Stars: Ariane Ascaride, Jean-Pierre Darroussin, Gerard Meylan, Maryline Canto, Gregoir Leprince-Ringuet, Anais Demoustier, Adrien Jolivet, Robinson Stevenin, Karole Rocher, Julie-Marie Parmentier

Director: Robert Guediguian

If The Snows of Kilimanjaro makes you expect Hemingway or, rather less likely, Gregory Peck and Susan Hayward, forget it.

Here the title comes from a 1950s song by Pascal Dane featured in a charming, attractively cast French drama “inspired” we’re told “by Victor Hugo’s poem “Les Pauvres gens” and co-scripted by director Robert Guediguian and Jean-Louis Milesi.

When Marseilles dockworker and union rep Daroussin loses his job, he accepts retirement. He, and his wife of 30 years (Ascaride) are happy with their lives and with their children, grandchildren and close friends and are looking forward to the trip to Tanzania they have been given as a special anniversary present.

But utopia is destroyed when two armed, masked men break into their home, beat them up and proceed to steal everything they can, including the tickets to Tanzania. And when Daroussin accidentally identifies former dockworker Gregoire Leprince-Ringuet as one of the robbers, he informs the police, unknowing that Ascaride is already looking after the thief’s two younger brothers…

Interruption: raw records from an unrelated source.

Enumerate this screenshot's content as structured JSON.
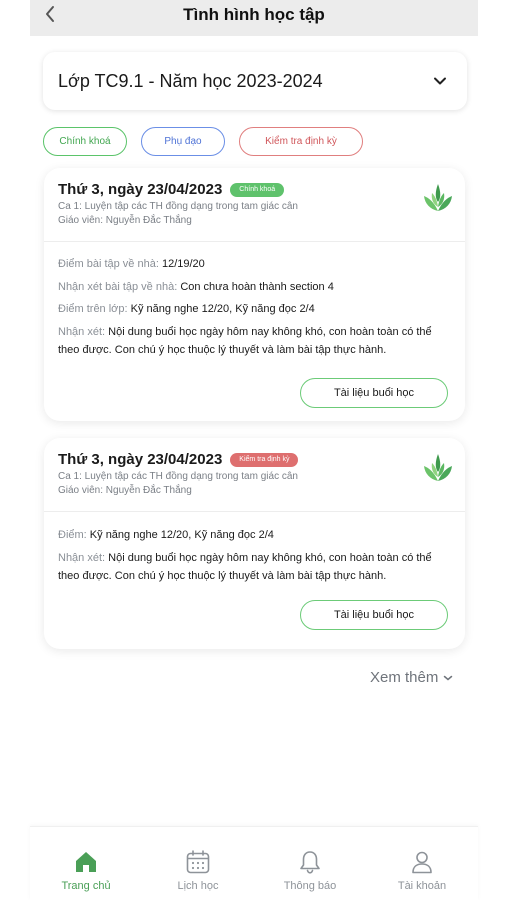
{
  "header": {
    "title": "Tình hình học tập",
    "back_icon": "chevron-left-icon"
  },
  "class_select": {
    "value": "Lớp TC9.1 - Năm học 2023-2024",
    "icon": "chevron-down-icon"
  },
  "filters": [
    {
      "label": "Chính khoá",
      "color": "#41a64f"
    },
    {
      "label": "Phụ đạo",
      "color": "#4f73d6"
    },
    {
      "label": "Kiểm tra định kỳ",
      "color": "#d0565a"
    }
  ],
  "cards": [
    {
      "date": "Thứ 3, ngày 23/04/2023",
      "tag": "Chính khoá",
      "lesson": "Ca 1: Luyện tập các TH đồng dạng trong tam giác cân",
      "teacher": "Giáo viên: Nguyễn Đắc Thắng",
      "lines": [
        {
          "label": "Điểm bài tập về nhà:",
          "value": "12/19/20"
        },
        {
          "label": "Nhận xét bài tập về nhà:",
          "value": "Con chưa hoàn thành section 4"
        },
        {
          "label": "Điểm trên lớp:",
          "value": "Kỹ năng nghe 12/20, Kỹ năng đọc 2/4"
        },
        {
          "label": "Nhận xét:",
          "value": "Nội dung buổi học ngày hôm nay không khó, con hoàn toàn có thể theo được. Con chú ý học thuộc lý thuyết và làm bài tập thực hành."
        }
      ],
      "button": "Tài liệu buổi học"
    },
    {
      "date": "Thứ 3, ngày 23/04/2023",
      "tag": "Kiểm tra định kỳ",
      "lesson": "Ca 1: Luyện tập các TH đồng dạng trong tam giác cân",
      "teacher": "Giáo viên: Nguyễn Đắc Thắng",
      "lines": [
        {
          "label": "Điểm:",
          "value": "Kỹ năng nghe 12/20, Kỹ năng đọc 2/4"
        },
        {
          "label": "Nhận xét:",
          "value": "Nội dung buổi học ngày hôm nay không khó, con hoàn toàn có thể theo được. Con chú ý học thuộc lý thuyết và làm bài tập thực hành."
        }
      ],
      "button": "Tài liệu buổi học"
    }
  ],
  "see_more": "Xem thêm",
  "tabs": [
    {
      "label": "Trang chủ",
      "icon": "home-icon",
      "active": true
    },
    {
      "label": "Lịch học",
      "icon": "calendar-icon",
      "active": false
    },
    {
      "label": "Thông báo",
      "icon": "bell-icon",
      "active": false
    },
    {
      "label": "Tài khoản",
      "icon": "user-icon",
      "active": false
    }
  ],
  "colors": {
    "brand_green": "#4a9f57",
    "tag_green": "#5fc26c",
    "tag_red": "#de6f6f"
  }
}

The director’s leftish politics (Daroussin snappishly corrects the statement that Tanzania “was colonized by the British” to remind everyone that it was the Germans who colonized what was, at the time, Tanganyika) imbue the narrative, but happily without diluting the fine performances by Darroussin and Ascaride that distinguish the drama.

The switch from happiness to misery catalyzed by the robbery is well handled and serious. However, the rather happy ending feels a tad imposed.

There are enjoyable comic touches, too, notably in Daroussin’s early performance, along with the dialogue and behaviour of the robbers’ two too-smart-for-their-ages sons Yann Loubatiere and Jean-Baptiste Fonck.

My favourite line; when, invited to an Indian restaurant for a meal, the invitee’s response is an immediate “They’ll feed me bison!”

Interestingly and rarely in the context of (predominantly) cynical contemporary cinema, here the majority of characters are essentially nice people.

Alan Frank

France 2011. UK Distributor: CineFile. Colour.
107 minutes. Not widescreen. UK certificate: 15.

Guidance ratings (out of 3): Sex/nudity 0, Violence/Horror 2, Drugs 0, Swearing 2.